Die Errichtung eines eigenen Imperiums gehört zu den Standardaufgaben eines gestandenen Diktators. Gemeinhin sind die Herrschaften Diktatoren jedoch weit weniger gestanden, als sie sich wähnen. Ergo sind die meisten Imperien schon bei Errichtung dem Untergang geweiht.
Ein Weltreich errichten! Ein Imperium! Du meine Güte ... Wir wissen, was Obelix dazu gesagt hätte: "Die spinnen, die Römer". Nur waren ja aber die Römer bei weitem nicht die einzigen, die meinten, möglichst vielen Völkerschaften das Licht ihrer Zivilisation bringen zu müssen. Die ganze Weltgeschichte auf und ab haben größenwahnsinnige Feldherren und machtbesessene Diktatoren ihre Herrschaftsbereiche so lange aufgebläht, bis diese - schier naturgesetzmäßig - wieder in sich zusammenfielen. Nehmen wir als Beispiel Benito Mussolini, den Führer der faschistischen Partei Italiens. Seit er im Oktober 1922 die Macht ergriffen hatte, träumte er davon, das Römische Reich wieder herzustellen,
in seiner alten Größe und in seinem alten Glanz.
Irgendwie verkennend, dass die Römer nie dorthin gekommen waren, ließ er 1935 fast 200.000 italienische Soldaten in Äthiopien einmarschieren. Das war die größte nicht-afrikanische Streitmacht, die jemals auf dem schwarzen Kontinent gekämpft hatte, und sie ging mit äußerster Brutalität vor. Hunderttausende wehrloser Zivilpersonen - Bauern und Viehhirten die meisten - fielen Bombenabwürfen und Senfgasangriffen zum Opfer.
Der Krieg ist zu Ende
Am 9. Mai 1936, sieben Monate nach Beginn der Offensive, konnte sich der Duce auf den Balkon des Palazzo Venezia in Rom stellen und bekanntgeben, dass der Krieg zu Ende sei. Italien herrschte nun über Äthiopien, Eritrea und ausgedehnte Gebiete an der somalischen Küste, ferner über Libyen und Teile der Ägäis. Damit sei, so verkündete Mussolini, das antike Imperium Romanum wiedererrichtet.

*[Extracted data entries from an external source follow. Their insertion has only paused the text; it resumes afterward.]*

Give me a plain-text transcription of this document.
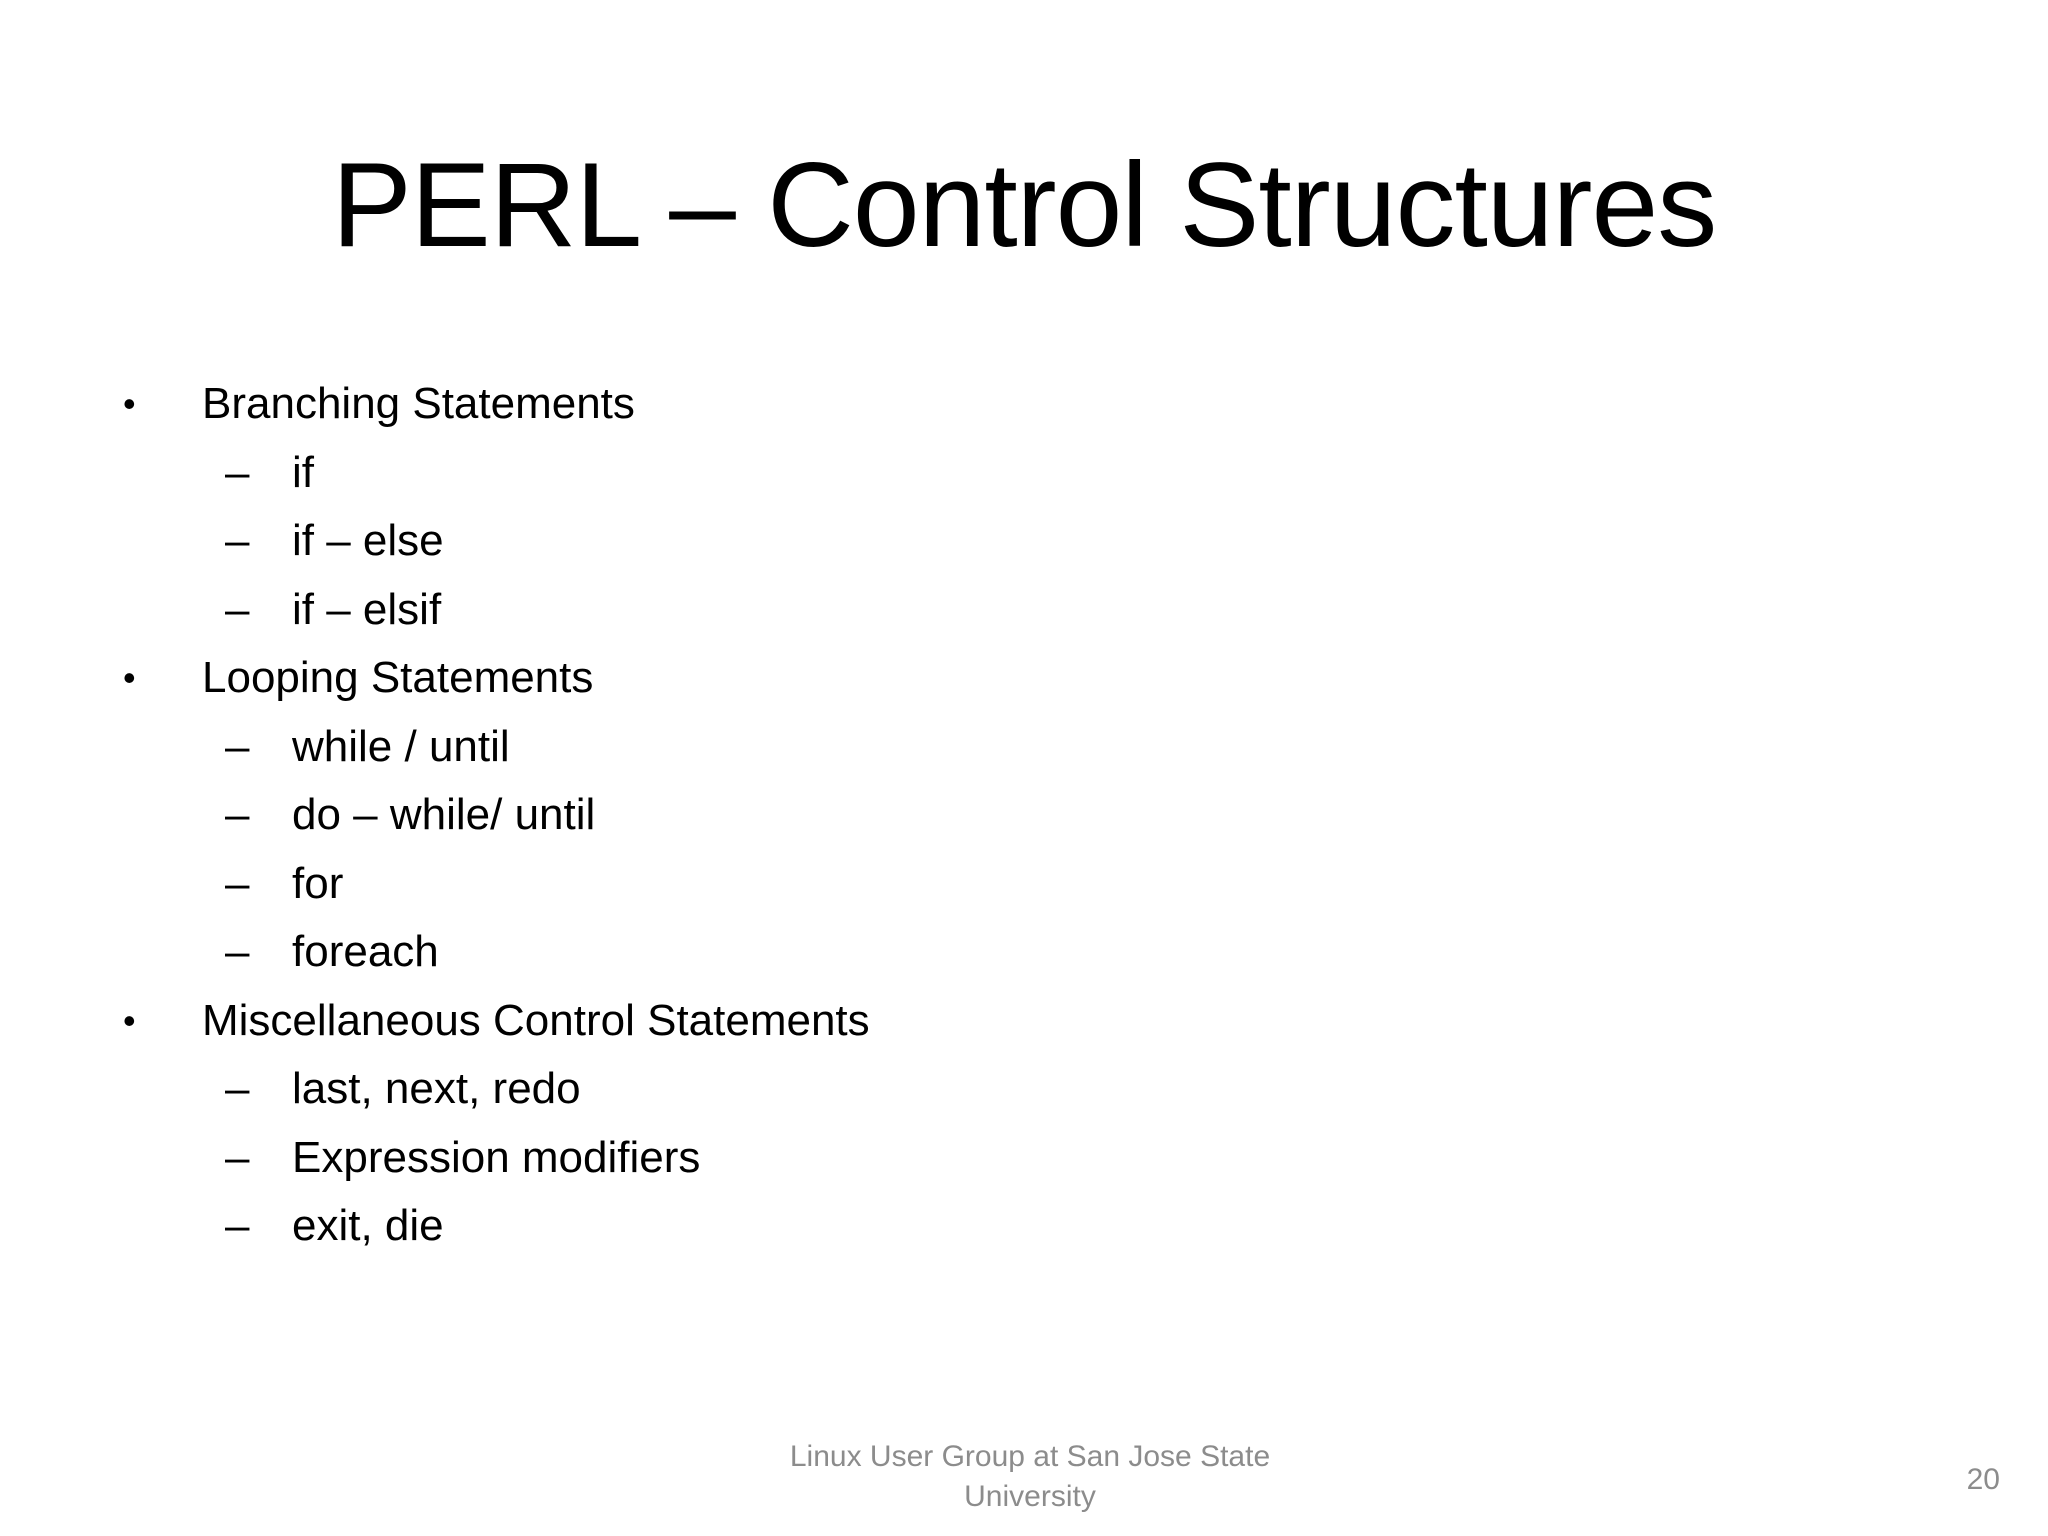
PERL – Control Structures
• Branching Statements
– if
– if – else
– if – elsif
• Looping Statements
– while / until
– do – while/ until
– for
– foreach
• Miscellaneous Control Statements
– last, next, redo
– Expression modifiers
– exit, die
Linux User Group at San Jose State
University
20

Es versteht sich, dass das die Verpflichtung mit sich brachte, die unterworfenen Barbaren zu zivilisieren. Eine gigantische Aufgabe! Um sie zu bewältigen, sollten sechseinhalb Millionen Italiener in Ostafrika angesiedelt werden. Eine faschistische Idealgesellschaft sollte entstehen. Dazu hieß es zunächst einmal: Städte bauen, mit Regierungs- und Verwaltungsgebäuden, mit Schulen, Spitälern, Kirchen, Kinos und ... ja, doch, auch das: mit Unterkünften für die einheimische Bevölkerung. Letztere natürlich außerhalb, ohne direkten Zugang zu den Innenstädten. Schließlich hatte der Duce gesagt, dass man kein Imperium erobere, um sich zu entarten, und dass er kein gemischtes Blut wolle.
Afrika ist im Neubau
Asmara, die jetzige Hauptstadt Eritreas, nahm man sich als erstes vor.
Eine Ansiedlung, in der 45.000 Einheimische lebten, wurde platt gemacht und an ihrer Stelle eine Stadt europäischen Zuschnitts aus dem Boden gestampft, mit Gebäuden im Stil der klassischen Moderne - ein piccola Roma! Che bello!
Das war´s dann aber schon. Der Zweite Weltkrieg durchkreuzte die weiteren hochfliegenden Pläne. 1941 vertrieben die Briten die italienischen Besatzer aus Äthiopien, setzten Haile Selassie wieder als Kaiser ein und machten dem Traum vom Africa Orientale Italiana ein Ende. Was dieser Traum gekostet hat - an Menschenleben, an materiellen Ressourcen - das ist nicht zu ermessen. Genau betrachtet war er von vorn herein zum Scheitern verurteilt - so, wie es die imperialen Träume von Diktatoren grundsätzlich zu sein pflegen.